Step through the door of this teeming antique shop and the squeak of the wood floors alone is enough to send you back in time. Wander the free-flowing aisles and you're guaranteed to trip over (maybe literally) some bygone goodies—most dating from the middle of the 20th century or so. You won't find a lot of Victorian clothing or Federalist furniture here, but there are plenty of pop cultural gems, from the big (a full-size Pepsi-Cola cooler) to the small (a tidy selection of classic 45 records). You can spend a little ($2 for rustic, decorative kitchen utensils) or a lot ($3,000 for an actual juke box). Alongside your standard Americana (old advertising signs, rusted license plates, collectable salt-and-pepper shakers) are some sharp Western items. Ornate, hand-tooled saddles will run you upwards of $400. Professional branding irons go for $145. Indian blankets range between $85 and $125.
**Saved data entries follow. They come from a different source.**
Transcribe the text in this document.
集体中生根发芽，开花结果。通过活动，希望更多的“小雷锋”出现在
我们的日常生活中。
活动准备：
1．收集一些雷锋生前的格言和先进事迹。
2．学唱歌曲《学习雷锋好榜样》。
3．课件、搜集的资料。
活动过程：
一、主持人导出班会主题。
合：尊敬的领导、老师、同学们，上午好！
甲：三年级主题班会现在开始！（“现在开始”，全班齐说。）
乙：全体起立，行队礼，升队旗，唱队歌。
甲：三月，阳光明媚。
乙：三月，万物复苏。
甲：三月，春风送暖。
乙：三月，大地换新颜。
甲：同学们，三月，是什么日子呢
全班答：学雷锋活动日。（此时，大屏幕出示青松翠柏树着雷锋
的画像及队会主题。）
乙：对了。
Surely you know someone who's a dedicated bird-watcher. This friendly little store next to Flying Star has those folks covered. Gorgeous copper birdbaths can be had for between $21 and $108. Bird feeders come in all shapes and sizes, of course. You can fill them with birdseed in 20-pound bags all the way down to 8-ounce suet cakes. For the holidays, however, I recommend the birdseed wreaths ($19.95). For those who like to see what they're feeding, Wild Birdhouse carries a line of Vortex binoculars and the awesome Motion-Activated Digital BirdCam ($169). The place even stocks environmentally friendly bat houses made from recycled plastic ($99) if the person you're shopping for likes his or her wildlife a little more wild.
With a workshop built right on to the back, Rio Woodworks specializes in customized, handcrafted furniture. Sleek lines and simple wood grains make for a rustic but modern look. A desk in knotty alder wood can be had for $1,100. A stylish wine cabinet with a satiny, two-tone varnish runs $1,595. Beds, vanities, dining tables and artistic willow wood screens are some of the other fantastic furnishings. Sharing the same space is Sara's Southwest, an arty little boutique with some Santa Fe-style clothing, silver and turquoise jewelry, and a collection of chic Western boots from Tres Outlaws ($550 to $1,110). Adorning the walls are a selection of vivid oil paintings from Vicki Van Vynckt, R. Patterson, Cecelia McRoberts and others ($175 to $6,800).
This garden and home decor store is a Santa Fe/Albuquerque (and now L.A.) institution. Founded by teacher, philosopher and world traveler Darby McQuade, Jackalope has been importing international folk art from around the globe since 1976. The first thing you'll notice at the plus-size Bernalillo location is the yard, overflowing with statuary and pottery. Need a six-foot metal Statue of Liberty, a Roman fountain or a life-size stone pig? They have that. A reclining stone Buddha, by way of example, will set you back $549. Cozy fired-clay chimineas go for between $99 and $249. And then there are those acres and acres of colorful pots, some large enough to inter an entire Chinese regiment. Inside the towering tin-roofed “barn,” you'll find softer goods like pillows ($14 to $99) and rugs ranging from placemat-size ($6.99) to my-house-isn't-that-big ($699). There's pressed tinwork, mirrored gazing bowls, carved Peruvian gourds, festive Mexican glassware, Oaxacan wood carvings, Indonesian masks, candles, coffee—just too much to list in this all-afternoon shopping affair.